Kassis: It’s not that simple. There are a lot of factors, actually. It depends on whether it’s the right gas, whether it’s gas with some liquids, whether it’s oil, then the size, the depth and the nature of the accumulation that you end up finding if you are successful. [If you find oil or gas after drilling one well, you don’t stop drilling there.] You have already an idea, but then you continue your … appraisal to better size what you’ve seen to get more information of the nature of the accumulation and to be able to design … what kind of development based on what we think we found we’re going to be able to develop. How do we do it? Do we phase it? Do we not phase it? What kind of technology are we going to use if you discover gas? Do I put, for example, a floating entity? I’m speaking in general, not necessarily saying what could happen [in Lebanon]. [If gas is found, you have to ask] Do I bring it by pipeline and liquefy it onshore? Where do I sell it? To make it simple, there is a cake, how do we cut it? What is the robustness of the business [created by a discovery]? And that’s important for all actors. It’s not only the investor, because if one party loses money, [everyone suffers]. [Once you can answer all these questions] then you take the decision to invest. So there’s a process. It’s not only one well.

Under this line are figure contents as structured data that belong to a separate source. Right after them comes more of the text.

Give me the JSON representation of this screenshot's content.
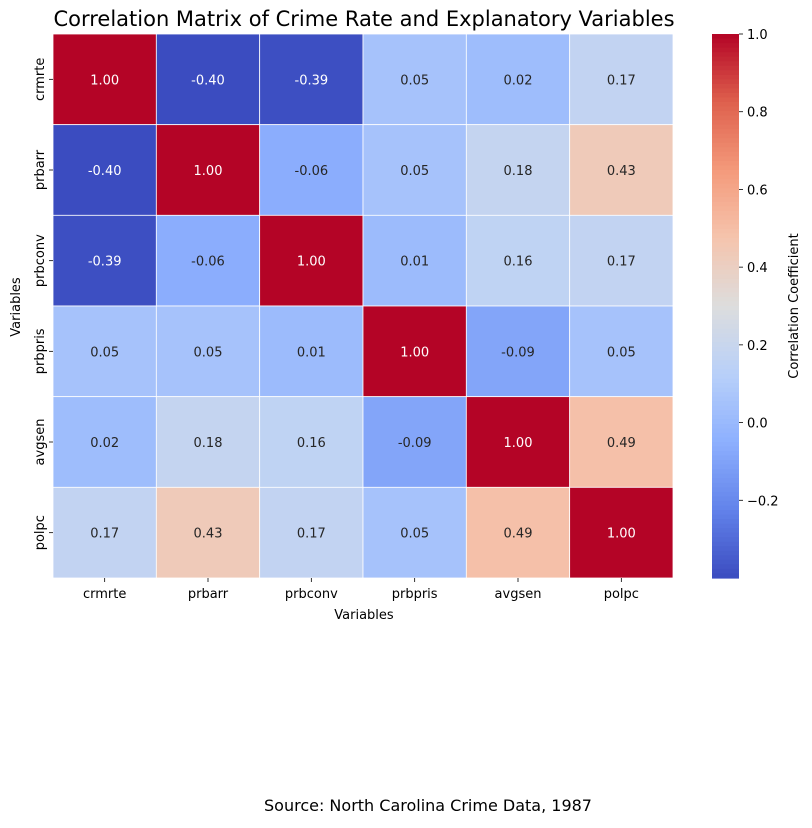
{
  "chart_data": {
    "type": "heatmap",
    "title": "Correlation Matrix of Crime Rate and Explanatory Variables",
    "xlabel": "Variables",
    "ylabel": "Variables",
    "x_categories": [
      "crmrte",
      "prbarr",
      "prbconv",
      "prbpris",
      "avgsen",
      "polpc"
    ],
    "y_categories": [
      "crmrte",
      "prbarr",
      "prbconv",
      "prbpris",
      "avgsen",
      "polpc"
    ],
    "values": [
      [
        1.0,
        -0.4,
        -0.39,
        0.05,
        0.02,
        0.17
      ],
      [
        -0.4,
        1.0,
        -0.06,
        0.05,
        0.18,
        0.43
      ],
      [
        -0.39,
        -0.06,
        1.0,
        0.01,
        0.16,
        0.17
      ],
      [
        0.05,
        0.05,
        0.01,
        1.0,
        -0.09,
        0.05
      ],
      [
        0.02,
        0.18,
        0.16,
        -0.09,
        1.0,
        0.49
      ],
      [
        0.17,
        0.43,
        0.17,
        0.05,
        0.49,
        1.0
      ]
    ],
    "value_format": "2 decimals",
    "colormap": "coolwarm",
    "color_range": [
      -0.4,
      1.0
    ],
    "colorbar": {
      "label": "Correlation Coefficient",
      "ticks": [
        -0.2,
        0.0,
        0.2,
        0.4,
        0.6,
        0.8,
        1.0
      ],
      "tick_labels": [
        "−0.2",
        "0.0",
        "0.2",
        "0.4",
        "0.6",
        "0.8",
        "1.0"
      ]
    },
    "annotation_text": "Source: North Carolina Crime Data, 1987"
  }
}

Al-Monitor: In late 2015, Italy’s Eni [oil and gas company] found a “supergiant” gas field in Egypt’s exclusive economic zone. In the 12 months prior to that discovery, however, Eni drilled two wells in Cypriot waters that turned out to be dry. Are there any lessons you’ve learned from these experiences?
Kassis: There are always lessons. You know sometimes you can drill a well and say ‘OK, I have drilled a well.’ But you have to [remember] that [when looking at seismic data, your distances are not to scale]. So sometimes you can drill a well and not find anything because the accumulation [you were aiming for based on the data] is a few hundred meters away.